A mixed bag of pragmatism, hope and concern in De Volkskrant’s “From a Divided Past to a Shared Future”:
Q. What does Obama’s election mean for the Netherlands, or Europe?
Oldenziel: “The adult conversation that Obama will strike up with the Americans, will also be a conversation with us in Europe. He shall assume reciprocity. On the subject of climate change that means America will do more. I expect a role for Al Gore. But he will ask Europe to commit in Afghanistan. That becomes a whole dance.”
Scheffer: “I hope that his understanding of ethnic differences can be an inspiration for the Netherlands. We here must talk less about a divided past and more about a shared future.”
Stoicism and pessimism in De Volkskrant’s “Obama Inherits Mountain of Problems”:
A comfortable place for an uneasy reality. The new president inherits a mountain of problems that is much larger than what most of his predecessors had to face: an economic recession, two wars and a record budget deficit. Only Franklin Delano Roosevelt (1933-1945), who took the office during the Great Depression, experienced something similar.
Oh yes, and the promises. On his campaign through the country, the president-elect has told a simple story about good and evil, a caricature of reality. Not wanting to lose a vote, he did not discuss the tough choices that are now inevitable. He has promised tax reduction and help to many. He did not tell that Medicare and social security will soon be unaffordable.
Foreign politics does not provide any comfort either. The Iraq war now does not belong to George W. Bush anymore, but to his successor Obama. How to pull back without leaving behind chaos and only fortify Iran? Even harder is Afghanistan. Does America need to negotiate with the Taliban? Send more troops to a war that might not be won?
In Iran, the new president might quickly be faced with a tough choice: allow the country to develop into a nuclear power, or approve of an Israeli attack. During the campaign, Russia invaded Georgia. With the Olympic Games, China emphasized that it is a superpower-in-process. The world waits for American leadership in the energy and climate crisis.

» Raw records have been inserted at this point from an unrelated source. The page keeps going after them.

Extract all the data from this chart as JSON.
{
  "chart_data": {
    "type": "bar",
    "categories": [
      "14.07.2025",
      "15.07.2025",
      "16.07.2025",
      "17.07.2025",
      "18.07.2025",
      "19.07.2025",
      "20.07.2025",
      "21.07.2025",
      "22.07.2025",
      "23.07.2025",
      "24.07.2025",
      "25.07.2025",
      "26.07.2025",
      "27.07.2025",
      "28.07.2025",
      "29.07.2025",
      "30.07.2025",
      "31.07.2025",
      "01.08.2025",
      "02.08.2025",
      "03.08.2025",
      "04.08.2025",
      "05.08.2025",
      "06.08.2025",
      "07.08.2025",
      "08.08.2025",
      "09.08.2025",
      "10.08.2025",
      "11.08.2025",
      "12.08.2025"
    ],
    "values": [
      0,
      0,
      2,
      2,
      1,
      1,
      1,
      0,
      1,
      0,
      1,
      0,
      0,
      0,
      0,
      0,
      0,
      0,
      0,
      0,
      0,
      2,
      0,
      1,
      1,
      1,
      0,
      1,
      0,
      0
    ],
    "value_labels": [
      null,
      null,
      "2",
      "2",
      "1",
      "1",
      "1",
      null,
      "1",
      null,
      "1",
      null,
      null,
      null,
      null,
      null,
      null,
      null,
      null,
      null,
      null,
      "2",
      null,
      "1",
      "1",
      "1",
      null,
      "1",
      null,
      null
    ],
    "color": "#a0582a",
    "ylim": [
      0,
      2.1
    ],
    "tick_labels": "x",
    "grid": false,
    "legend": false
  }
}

Hope and optimism in De Telegraaf’s “Obama’s Monster Triumph “:
The American people show, with the election of Obama after eight years of Republican control, that they want a new direction. The hope is that Obama will work to repair international relations which have suffered heavily under the frequently one-sided operation of the Bush Administration.

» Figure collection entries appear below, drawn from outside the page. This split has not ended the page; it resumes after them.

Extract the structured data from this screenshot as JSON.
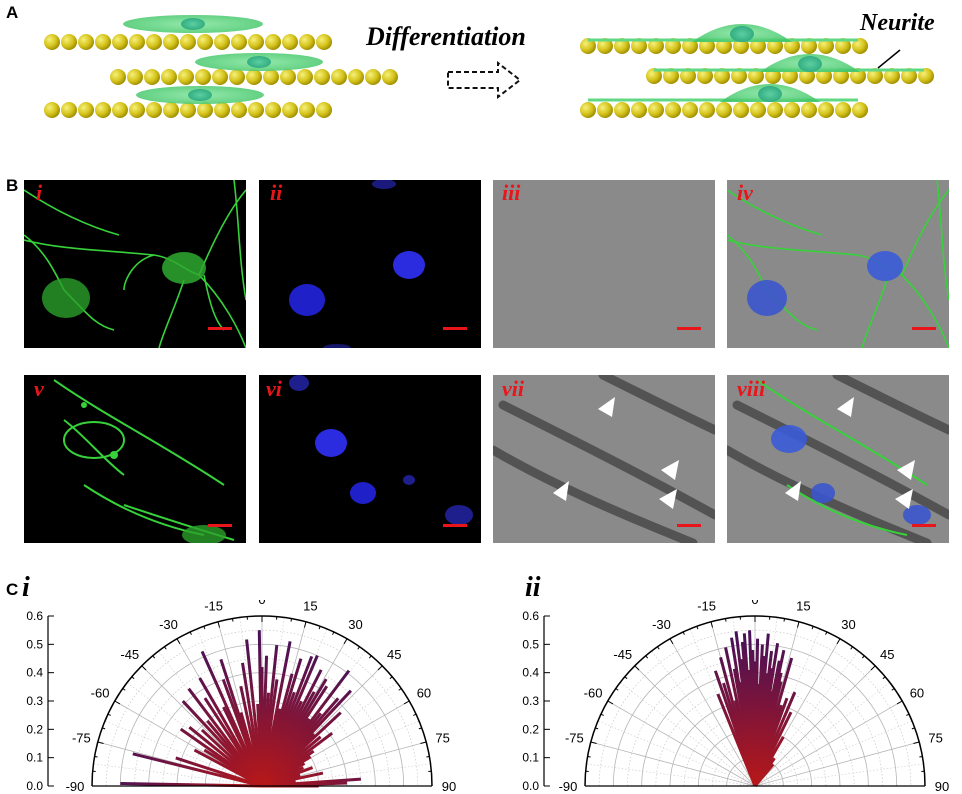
{
  "panel_a": {
    "label": "A",
    "process_label": "Differentiation",
    "neurite_label": "Neurite"
  },
  "panel_b": {
    "label": "B",
    "images": [
      {
        "label": "i",
        "channel": "green"
      },
      {
        "label": "ii",
        "channel": "blue"
      },
      {
        "label": "iii",
        "channel": "gray"
      },
      {
        "label": "iv",
        "channel": "merge"
      },
      {
        "label": "v",
        "channel": "green"
      },
      {
        "label": "vi",
        "channel": "blue"
      },
      {
        "label": "vii",
        "channel": "gray-fibers"
      },
      {
        "label": "viii",
        "channel": "merge-fibers"
      }
    ],
    "colors": {
      "green": "#3bd23b",
      "blue": "#2a2ad8",
      "gray": "#8a8a8a",
      "label": "#e8151b"
    }
  },
  "panel_c": {
    "label": "C",
    "charts": [
      {
        "label": "i"
      },
      {
        "label": "ii"
      }
    ]
  },
  "chart_data": [
    {
      "type": "polar-bar",
      "panel": "C-i",
      "title": "",
      "angle_ticks": [
        "-90",
        "-75",
        "-60",
        "-45",
        "-30",
        "-15",
        "0",
        "15",
        "30",
        "45",
        "60",
        "75",
        "90"
      ],
      "radius_ticks": [
        "0.0",
        "0.1",
        "0.2",
        "0.3",
        "0.4",
        "0.5",
        "0.6"
      ],
      "rlim": [
        0,
        0.6
      ],
      "theta_range": [
        -90,
        90
      ],
      "color_inner": "#b81818",
      "color_outer": "#3a1060",
      "angles": [
        -89,
        -76,
        -72,
        -62,
        -58,
        -55,
        -51,
        -47,
        -43,
        -40,
        -37,
        -33,
        -30,
        -26,
        -24,
        -20,
        -18,
        -16,
        -12,
        -9,
        -6,
        -3,
        -1,
        0,
        2,
        4,
        6,
        8,
        11,
        13,
        15,
        17,
        19,
        21,
        23,
        25,
        27,
        29,
        31,
        33,
        35,
        37,
        39,
        41,
        43,
        45,
        47,
        50,
        53,
        56,
        59,
        62,
        66,
        70,
        74,
        78,
        83,
        86,
        88,
        90
      ],
      "values": [
        0.5,
        0.47,
        0.32,
        0.27,
        0.24,
        0.35,
        0.33,
        0.29,
        0.41,
        0.3,
        0.43,
        0.37,
        0.44,
        0.31,
        0.52,
        0.4,
        0.47,
        0.27,
        0.36,
        0.44,
        0.52,
        0.29,
        0.55,
        0.42,
        0.46,
        0.33,
        0.5,
        0.38,
        0.52,
        0.28,
        0.41,
        0.47,
        0.35,
        0.49,
        0.5,
        0.33,
        0.46,
        0.38,
        0.44,
        0.42,
        0.29,
        0.51,
        0.33,
        0.41,
        0.46,
        0.26,
        0.38,
        0.27,
        0.31,
        0.22,
        0.2,
        0.17,
        0.16,
        0.19,
        0.14,
        0.22,
        0.12,
        0.35,
        0.3,
        0.2
      ]
    },
    {
      "type": "polar-bar",
      "panel": "C-ii",
      "title": "",
      "angle_ticks": [
        "-90",
        "-75",
        "-60",
        "-45",
        "-30",
        "-15",
        "0",
        "15",
        "30",
        "45",
        "60",
        "75",
        "90"
      ],
      "radius_ticks": [
        "0.0",
        "0.1",
        "0.2",
        "0.3",
        "0.4",
        "0.5",
        "0.6"
      ],
      "rlim": [
        0,
        0.6
      ],
      "theta_range": [
        -90,
        90
      ],
      "color_inner": "#b81818",
      "color_outer": "#3a1060",
      "angles": [
        -22,
        -19,
        -17,
        -15,
        -13,
        -12,
        -10,
        -9,
        -8,
        -7,
        -6,
        -5,
        -4,
        -3,
        -2,
        -1,
        0,
        1,
        2,
        3,
        4,
        5,
        6,
        7,
        8,
        9,
        10,
        11,
        12,
        13,
        14,
        16,
        18,
        20,
        23,
        26,
        30,
        35,
        40
      ],
      "values": [
        0.35,
        0.43,
        0.38,
        0.47,
        0.31,
        0.5,
        0.42,
        0.53,
        0.37,
        0.55,
        0.45,
        0.51,
        0.54,
        0.41,
        0.55,
        0.48,
        0.44,
        0.52,
        0.36,
        0.5,
        0.46,
        0.54,
        0.4,
        0.48,
        0.42,
        0.51,
        0.34,
        0.45,
        0.49,
        0.41,
        0.38,
        0.47,
        0.3,
        0.33,
        0.36,
        0.29,
        0.2,
        0.12,
        0.1
      ]
    }
  ]
}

The election of Obama holds great symbolic value. More than 40 years after the assassination of Martin Luther King, one of his dreams has come true. What many Americans until recently had thought impossible, Obama has accomplished. For that reason alone, he will shape the changing face of the United States in the coming years.
I hasten to say that most of the hopes and concerns, but especially the joy and the excitement are mutual.